The above embodiments are merely illustrative of the technical ideas and features of the present invention, and the purpose thereof is to enable those skilled in the art to understand the contents of the present invention and implement the present invention, and not to limit the protection scope of the present invention. All equivalent changes and modifications made according to the spirit of the present invention should be covered within the protection scope of the present invention.

Claims

1. A method for preparing a porous aerogel, comprising:

and heating and drying the soaked product to obtain the porous aerogel.

2. The preparation method of claim 1, wherein the polymer is one or a mixture of non-crosslinked linear polymer, star-shaped polymer, comb-shaped polymer and crosslinked polymer;

preferably, the molecular weight Mw of the polymer is not less than 1 ten thousand.

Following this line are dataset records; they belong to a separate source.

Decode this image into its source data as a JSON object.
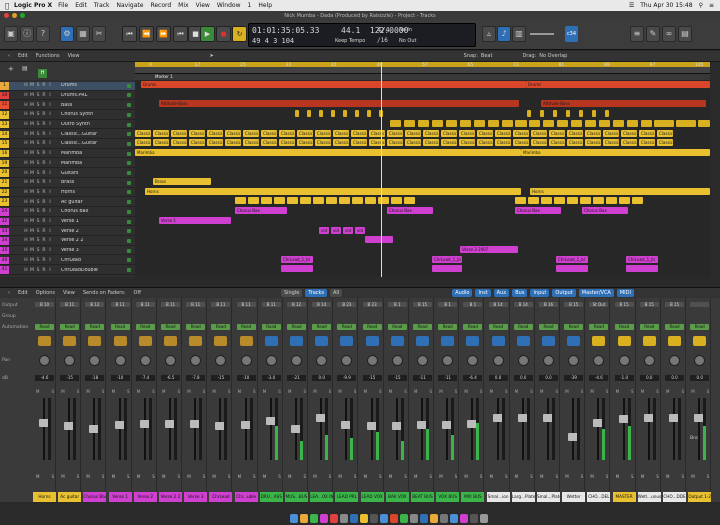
{
  "menubar": {
    "apple": "",
    "app": "Logic Pro X",
    "items": [
      "File",
      "Edit",
      "Track",
      "Navigate",
      "Record",
      "Mix",
      "View",
      "Window",
      "1",
      "Help"
    ],
    "clock": "Thu Apr 30  15:48"
  },
  "window_title": "Nick Mumba - Dada (Produced by Raisizzle) - Project - Tracks",
  "lcd": {
    "position_smpte": "01:01:35:05.33",
    "position_bars": "49  4  3  104",
    "tempo_value": "44.1",
    "tempo_bpm": "122.0000",
    "tempo_label": "Keep Tempo",
    "signature": "4/4",
    "division": "/16",
    "input": "No In",
    "output": "No Out"
  },
  "controlbar": {
    "badge": "c34"
  },
  "arrange_toolbar": {
    "edit": "Edit",
    "functions": "Functions",
    "view": "View",
    "snap_label": "Snap:",
    "snap_value": "Beat",
    "drag_label": "Drag:",
    "drag_value": "No Overlap"
  },
  "ruler": {
    "ticks": [
      "9",
      "17",
      "25",
      "33",
      "41",
      "49",
      "57",
      "65",
      "73",
      "81",
      "89",
      "97",
      "105"
    ],
    "marker": "Marker 1"
  },
  "tracks": [
    {
      "num": "1",
      "name": "Drums",
      "color": "#e8a83a"
    },
    {
      "num": "10",
      "name": "Drums.PRL",
      "color": "#e04040"
    },
    {
      "num": "11",
      "name": "Bass",
      "color": "#e85030"
    },
    {
      "num": "12",
      "name": "Chorus Synth",
      "color": "#e8c030"
    },
    {
      "num": "13",
      "name": "Outro Synth",
      "color": "#e8c030"
    },
    {
      "num": "14",
      "name": "Classic...Guitar",
      "color": "#e8c030"
    },
    {
      "num": "15",
      "name": "Classic...Guitar",
      "color": "#e8c030"
    },
    {
      "num": "16",
      "name": "Marimba",
      "color": "#e8c030"
    },
    {
      "num": "19",
      "name": "Marimba",
      "color": "#e8c030"
    },
    {
      "num": "20",
      "name": "Guitars",
      "color": "#e8c030"
    },
    {
      "num": "21",
      "name": "Brass",
      "color": "#e8c030"
    },
    {
      "num": "22",
      "name": "Horns",
      "color": "#e8c030"
    },
    {
      "num": "23",
      "name": "Ac guitar",
      "color": "#e8c030"
    },
    {
      "num": "24",
      "name": "Chorus Bax",
      "color": "#d040d0"
    },
    {
      "num": "32",
      "name": "Verse 1",
      "color": "#d040d0"
    },
    {
      "num": "33",
      "name": "Verse 2",
      "color": "#d040d0"
    },
    {
      "num": "34",
      "name": "Verse 2 2",
      "color": "#d040d0"
    },
    {
      "num": "35",
      "name": "Verse 3",
      "color": "#d040d0"
    },
    {
      "num": "40",
      "name": "ChrLead",
      "color": "#d040d0"
    },
    {
      "num": "41",
      "name": "ChrLeadDouble",
      "color": "#d040d0"
    }
  ],
  "regions": {
    "drums1": "Drums",
    "drums2": "Drums",
    "bass1": "Attitude Bass",
    "bass2": "Attitude Bass",
    "gtr": "Classical",
    "marimba1": "Marimba",
    "marimba2": "Marimba",
    "brass": "Brass",
    "horns": "Horns",
    "chorusbax": "Chorus Bax",
    "verse1": "Verse 1",
    "verse2": "vid",
    "verse3": "Verse 2 2907",
    "chrlead": "ChrLead_1_bl"
  },
  "mixer_toolbar": {
    "edit": "Edit",
    "options": "Options",
    "view": "View",
    "sends": "Sends on Faders:",
    "sends_value": "Off",
    "tabs": [
      "Single",
      "Tracks",
      "All"
    ],
    "filters": [
      "Audio",
      "Inst",
      "Aux",
      "Bus",
      "Input",
      "Output",
      "Master/VCA",
      "MIDI"
    ]
  },
  "mixer_rows": [
    "Output",
    "Group",
    "Automation",
    "Pan",
    "dB"
  ],
  "strips": [
    {
      "io": "B 10",
      "auto": "Read",
      "db": "-4.6",
      "name": "Horns",
      "color": "#e8c030",
      "fader": 0.62,
      "meter": 0.0
    },
    {
      "io": "B 11",
      "auto": "Read",
      "db": "-15",
      "name": "Ac guitar",
      "color": "#e8c030",
      "fader": 0.55,
      "meter": 0.0
    },
    {
      "io": "B 12",
      "auto": "Read",
      "db": "-18",
      "name": "Chorus Bax",
      "color": "#d040d0",
      "fader": 0.5,
      "meter": 0.0
    },
    {
      "io": "B 11",
      "auto": "Read",
      "db": "-10",
      "name": "Verse 1",
      "color": "#d040d0",
      "fader": 0.58,
      "meter": 0.0
    },
    {
      "io": "B 11",
      "auto": "Read",
      "db": "-7.4",
      "name": "Verse 2",
      "color": "#d040d0",
      "fader": 0.6,
      "meter": 0.0
    },
    {
      "io": "B 11",
      "auto": "Read",
      "db": "-6.5",
      "name": "Verse 2 2",
      "color": "#d040d0",
      "fader": 0.6,
      "meter": 0.0
    },
    {
      "io": "B 11",
      "auto": "Read",
      "db": "-7.8",
      "name": "Verse 3",
      "color": "#d040d0",
      "fader": 0.6,
      "meter": 0.0
    },
    {
      "io": "B 11",
      "auto": "Read",
      "db": "-15",
      "name": "ChrLead",
      "color": "#d040d0",
      "fader": 0.55,
      "meter": 0.0
    },
    {
      "io": "B 11",
      "auto": "Read",
      "db": "-10",
      "name": "Chr...uble",
      "color": "#d040d0",
      "fader": 0.58,
      "meter": 0.0
    },
    {
      "io": "B 11",
      "auto": "Read",
      "db": "-3.0",
      "name": "DRU...ASS",
      "color": "#3bb54a",
      "fader": 0.65,
      "meter": 0.55
    },
    {
      "io": "B 12",
      "auto": "Read",
      "db": "-21",
      "name": "MUS...BUS",
      "color": "#3bb54a",
      "fader": 0.5,
      "meter": 0.3
    },
    {
      "io": "B 14",
      "auto": "Read",
      "db": "0.0",
      "name": "LEA...OX IN",
      "color": "#3bb54a",
      "fader": 0.7,
      "meter": 0.4
    },
    {
      "io": "B 23",
      "auto": "Read",
      "db": "-9.9",
      "name": "LEAD PRL",
      "color": "#3bb54a",
      "fader": 0.58,
      "meter": 0.35
    },
    {
      "io": "B 23",
      "auto": "Read",
      "db": "-15",
      "name": "LEAD VOX",
      "color": "#3bb54a",
      "fader": 0.55,
      "meter": 0.45
    },
    {
      "io": "B 1",
      "auto": "Read",
      "db": "-15",
      "name": "BAK VOX",
      "color": "#3bb54a",
      "fader": 0.55,
      "meter": 0.3
    },
    {
      "io": "B 15",
      "auto": "Read",
      "db": "-11",
      "name": "BEAT BUS",
      "color": "#3bb54a",
      "fader": 0.57,
      "meter": 0.5
    },
    {
      "io": "B 1",
      "auto": "Read",
      "db": "-11",
      "name": "VOX BUS",
      "color": "#3bb54a",
      "fader": 0.57,
      "meter": 0.4
    },
    {
      "io": "B 1",
      "auto": "Read",
      "db": "-6.4",
      "name": "MIX BUS",
      "color": "#3bb54a",
      "fader": 0.6,
      "meter": 0.6
    },
    {
      "io": "B 14",
      "auto": "Read",
      "db": "0.0",
      "name": "Smal...ion",
      "color": "#e8e8e8",
      "fader": 0.7,
      "meter": 0.0
    },
    {
      "io": "B 14",
      "auto": "Read",
      "db": "0.0",
      "name": "Larg...Plate",
      "color": "#e8e8e8",
      "fader": 0.7,
      "meter": 0.0
    },
    {
      "io": "B 16",
      "auto": "Read",
      "db": "0.0",
      "name": "Smal...Plate",
      "color": "#e8e8e8",
      "fader": 0.7,
      "meter": 0.0
    },
    {
      "io": "B 15",
      "auto": "Read",
      "db": "-39",
      "name": "Wetter",
      "color": "#e8e8e8",
      "fader": 0.35,
      "meter": 0.0
    },
    {
      "io": "St Out",
      "auto": "Read",
      "db": "-4.6",
      "name": "CHO...DEL",
      "color": "#e8e8e8",
      "fader": 0.62,
      "meter": 0.5
    },
    {
      "io": "B 15",
      "auto": "Read",
      "db": "-1.0",
      "name": "MASTER",
      "color": "#e8c030",
      "fader": 0.68,
      "meter": 0.55
    },
    {
      "io": "B 15",
      "auto": "Read",
      "db": "0.0",
      "name": "Wetl...unus",
      "color": "#e8e8e8",
      "fader": 0.7,
      "meter": 0.0
    },
    {
      "io": "B 15",
      "auto": "Read",
      "db": "0.0",
      "name": "CHO...DDE",
      "color": "#e8e8e8",
      "fader": 0.7,
      "meter": 0.0
    },
    {
      "io": "",
      "auto": "Read",
      "db": "0.0",
      "name": "Output 1-2",
      "color": "#e8c030",
      "fader": 0.7,
      "meter": 0.55
    }
  ],
  "output_bnc": "Bnc"
}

3. The preparation method according to claim 2, wherein the polymer is one or more of polymethyl methacrylate, polyacrylonitrile, polylactic acid, polyvinylidene fluoride, polyvinyl alcohol and chitosan.

4. The production method according to claim 1, wherein a good solvent and a poor solvent are different from each other in the same system, and the melting point of the poor solvent is lower than that of the good solvent;

preferably, the good solvent is one or a mixture of more of dimethyl sulfoxide, 1, 4-epoxyhexaalkane and water;

preferably, the poor solvent is one or a mixture of ethanol, acetone, methanol and water.

5. The production method according to claim 1, wherein a mixing mass ratio of the polymer to the good solvent is 1:9 to 5: 5.

6. The method of claim 1, wherein the freezing temperature is from-80 ℃ to-60 ℃ and the freezing time is from 3h to 5 h.

7. The method of claim 1, wherein the soaking time is 3-5 hours.

8. The method of claim 1, wherein the temperature of the heat drying is 70 ℃ to 90 ℃.

9. The method of claim 1, further comprising the step of adding a composite material;

preferably, the composite material is added while preparing a homogeneous solution;

preferably, the composite material is one or a combination of more of silicon dioxide, graphene, carbon nanotubes and glass fibers.

10. A porous aerogel obtained by the method for preparing a porous aerogel according to any one of claims 1 to 9;

the pore diameter of the porous aerogel is 5-20 microns.